こうした分散化現象は、小規模のスタートアップでも起きている。例えば、10人くらいのスタートアップですら、深センやバンガロール、テルアビブに分散開発拠点を持っている。具体的な話を聞いてみると、H1Bビザが簡単に取得できないので、社員の中にいる中国人やインド人、ユダヤ人に、彼らが良く知っている優秀な友人に対して各地域拠点で働いてもらうよう頼んでいるのだと言う。もはや、高速インターネットの普及で、地球の裏側に居ても立派に協業できるようになり業務の遂行には全く支障がないと言う。

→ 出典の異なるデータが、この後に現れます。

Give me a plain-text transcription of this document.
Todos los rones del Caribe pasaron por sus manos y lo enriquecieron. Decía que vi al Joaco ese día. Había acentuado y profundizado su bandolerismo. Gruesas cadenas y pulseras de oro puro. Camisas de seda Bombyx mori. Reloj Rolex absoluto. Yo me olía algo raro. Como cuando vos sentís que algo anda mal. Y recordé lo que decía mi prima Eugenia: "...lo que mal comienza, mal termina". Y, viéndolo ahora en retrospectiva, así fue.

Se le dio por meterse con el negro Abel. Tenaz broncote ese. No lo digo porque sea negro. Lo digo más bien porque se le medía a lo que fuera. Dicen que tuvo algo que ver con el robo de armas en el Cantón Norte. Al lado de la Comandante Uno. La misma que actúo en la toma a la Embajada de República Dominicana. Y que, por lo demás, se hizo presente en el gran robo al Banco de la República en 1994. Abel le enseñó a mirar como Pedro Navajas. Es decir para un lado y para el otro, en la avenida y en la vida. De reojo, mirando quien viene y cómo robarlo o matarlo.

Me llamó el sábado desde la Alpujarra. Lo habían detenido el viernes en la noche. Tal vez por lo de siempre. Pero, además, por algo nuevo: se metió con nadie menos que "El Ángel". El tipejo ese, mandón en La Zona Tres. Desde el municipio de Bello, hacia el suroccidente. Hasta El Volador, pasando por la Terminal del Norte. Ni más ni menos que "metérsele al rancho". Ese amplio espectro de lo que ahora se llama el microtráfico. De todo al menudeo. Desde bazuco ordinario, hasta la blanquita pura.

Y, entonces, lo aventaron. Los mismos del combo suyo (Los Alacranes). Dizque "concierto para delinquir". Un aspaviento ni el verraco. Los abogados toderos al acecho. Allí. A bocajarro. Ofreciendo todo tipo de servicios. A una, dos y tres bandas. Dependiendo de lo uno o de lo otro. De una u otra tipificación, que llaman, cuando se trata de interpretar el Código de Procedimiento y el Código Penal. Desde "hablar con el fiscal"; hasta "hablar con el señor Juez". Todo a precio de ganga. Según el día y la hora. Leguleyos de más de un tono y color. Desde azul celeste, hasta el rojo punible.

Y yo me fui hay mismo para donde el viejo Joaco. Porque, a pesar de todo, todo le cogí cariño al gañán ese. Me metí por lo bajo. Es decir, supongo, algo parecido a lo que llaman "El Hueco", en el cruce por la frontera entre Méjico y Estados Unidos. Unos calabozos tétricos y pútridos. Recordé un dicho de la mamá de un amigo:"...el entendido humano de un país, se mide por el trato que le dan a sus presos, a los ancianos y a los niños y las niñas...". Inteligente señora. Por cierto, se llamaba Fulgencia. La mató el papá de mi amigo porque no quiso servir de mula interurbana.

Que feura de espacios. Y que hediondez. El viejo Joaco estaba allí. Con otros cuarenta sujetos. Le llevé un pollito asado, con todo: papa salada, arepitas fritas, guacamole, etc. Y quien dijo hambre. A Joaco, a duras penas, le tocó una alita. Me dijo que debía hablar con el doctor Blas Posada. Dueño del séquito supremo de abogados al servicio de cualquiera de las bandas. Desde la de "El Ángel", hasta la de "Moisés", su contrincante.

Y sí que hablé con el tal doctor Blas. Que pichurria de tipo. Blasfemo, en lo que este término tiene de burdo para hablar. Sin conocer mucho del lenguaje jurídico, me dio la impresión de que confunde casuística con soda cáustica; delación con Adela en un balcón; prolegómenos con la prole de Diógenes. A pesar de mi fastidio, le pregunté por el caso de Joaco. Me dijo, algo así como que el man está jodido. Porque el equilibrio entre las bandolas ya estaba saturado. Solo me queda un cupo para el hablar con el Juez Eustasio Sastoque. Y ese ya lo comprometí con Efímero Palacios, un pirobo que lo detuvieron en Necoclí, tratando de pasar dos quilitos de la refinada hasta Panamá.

トランプ大統領の移民排斥政策が、図らずもシリコンバレーの分散化を促進しているとも言える。もちろん、こうしたトランプ大統領の移民政策に対してシリコンバレーを含むカルフォルニア州の住民は大反対である。それでは、トランプ大統領が失脚あるいは再選できなかった場合に、またアメリカは、また寛大な移民政策に戻るかと言うと、そう簡単な問題ではない。もともと、トランプ氏が大統領に選ばれたのは、これまでタブーとされた、アメリカ人の本音を明言したからだとも言われている。従って、カルフォルニア州では反対が多いトランプ大統領の移民排斥政策は、カルフォルニア州以外では賛同者の方が多い可能性も十分にある。

こうした現象が起きると、これまでは、シリコンバレー以外では全く発展することが出来なかったイノベーションの聖地が、これをきっかけに世界中に分散される可能性が出てきたとも言える。カナダのトロントやバンクーバー、中国の深セン、インドのバンガロールやハイデラバード、イスラエルのハイファやテルアビブなど、シリコンバレーの複製が世界中に出来上がることになる。

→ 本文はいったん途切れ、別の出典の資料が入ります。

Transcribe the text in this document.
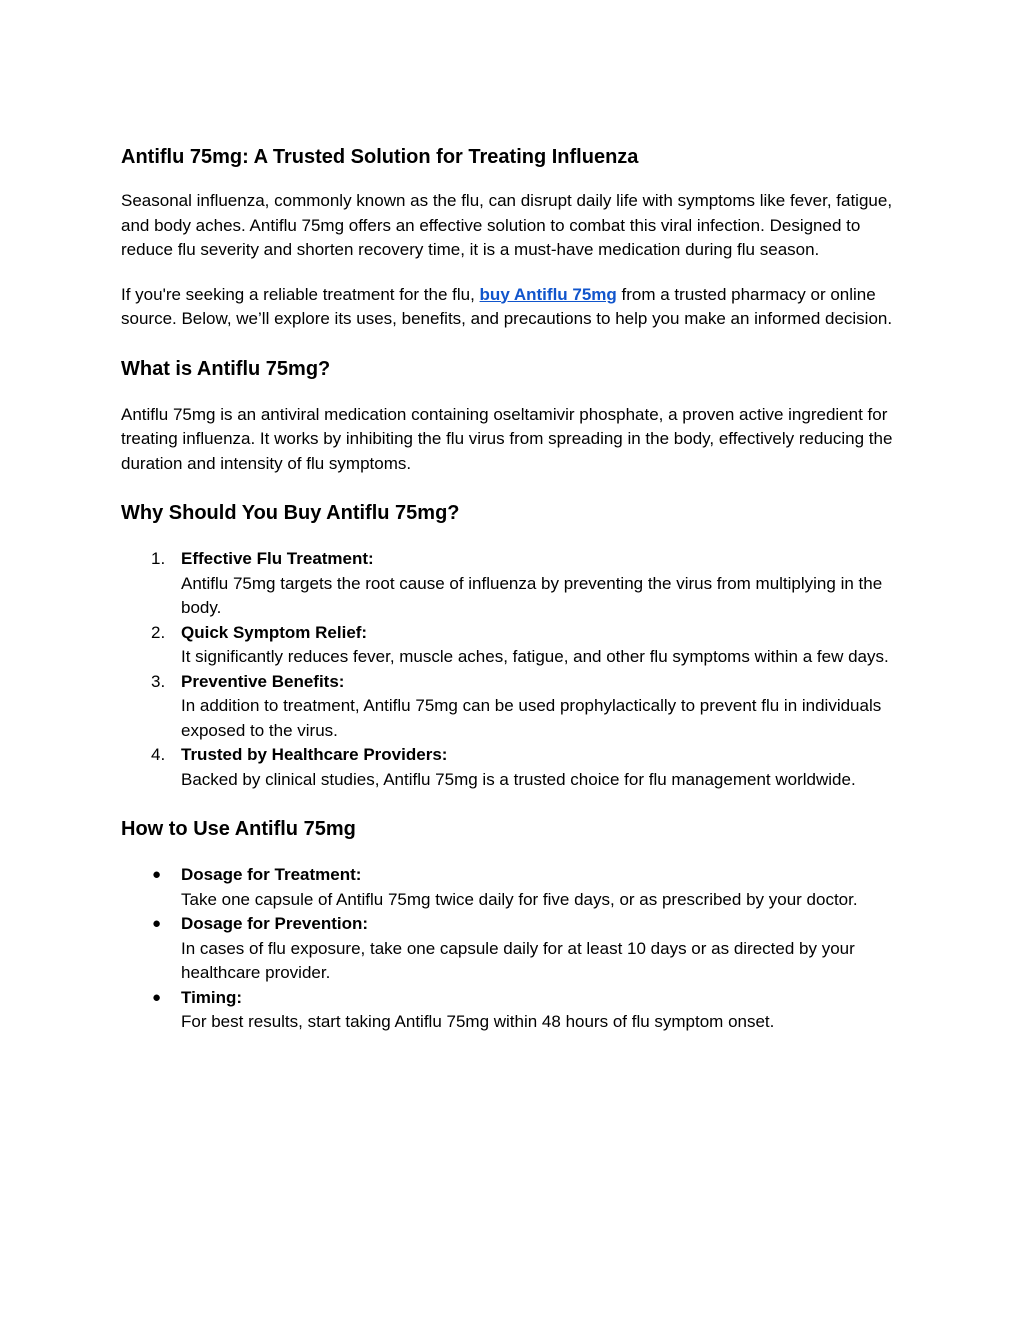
Antiflu 75mg: A Trusted Solution for Treating Influenza

Seasonal influenza, commonly known as the flu, can disrupt daily life with symptoms like fever, fatigue, and body aches. Antiflu 75mg offers an effective solution to combat this viral infection. Designed to reduce flu severity and shorten recovery time, it is a must-have medication during flu season.

If you're seeking a reliable treatment for the flu, buy Antiflu 75mg from a trusted pharmacy or online source. Below, we’ll explore its uses, benefits, and precautions to help you make an informed decision.

What is Antiflu 75mg?

Antiflu 75mg is an antiviral medication containing oseltamivir phosphate, a proven active ingredient for treating influenza. It works by inhibiting the flu virus from spreading in the body, effectively reducing the duration and intensity of flu symptoms.

Why Should You Buy Antiflu 75mg?
1. Effective Flu Treatment:
Antiflu 75mg targets the root cause of influenza by preventing the virus from multiplying in the body.
2. Quick Symptom Relief:
It significantly reduces fever, muscle aches, fatigue, and other flu symptoms within a few days.
3. Preventive Benefits:
In addition to treatment, Antiflu 75mg can be used prophylactically to prevent flu in individuals exposed to the virus.
4. Trusted by Healthcare Providers:
Backed by clinical studies, Antiflu 75mg is a trusted choice for flu management worldwide.
How to Use Antiflu 75mg
●	Dosage for Treatment:
Take one capsule of Antiflu 75mg twice daily for five days, or as prescribed by your doctor.
●	Dosage for Prevention:
In cases of flu exposure, take one capsule daily for at least 10 days or as directed by your healthcare provider.
●	Timing:
For best results, start taking Antiflu 75mg within 48 hours of flu symptom onset.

シリコンバレーの分散化は、過度の住宅コスト高騰や交通渋滞からも、もはや避けられないかも知れない。Googleは、社員が交通渋滞で疲労することがないよう、モフェット・フィールドにあるNASAの空軍基地跡を借りて、社員送迎用に用意した100台のバス車庫にしている。朝夕には、この100台の送迎バスがGoogle社員を乗せて激しい渋滞の中、優先レーンを高速で走り抜けている。先日も、このバスに反感を抱いた他社の社員がGoogle社のバスに卵を投げつけたという事態も起きた。このような階級社会は、いずれ暴動にも発展しかねない。

いろいろな意味で、高度に発展し、巨大化したシリコンバレーは、今のままであり続けることが難しくなってきた。それでも、これまでも何度も「もう、シリコンバレーも終わりだな」と言われた事態から蘇り、これまで以上に発展してきた歴史を持っているシリコンバレー。今回も、これまでと形は変わっても、世界中のシリコンバレーのコピー都市と密接な連携を保ちながら、今まで以上に発展して行くことに違いない。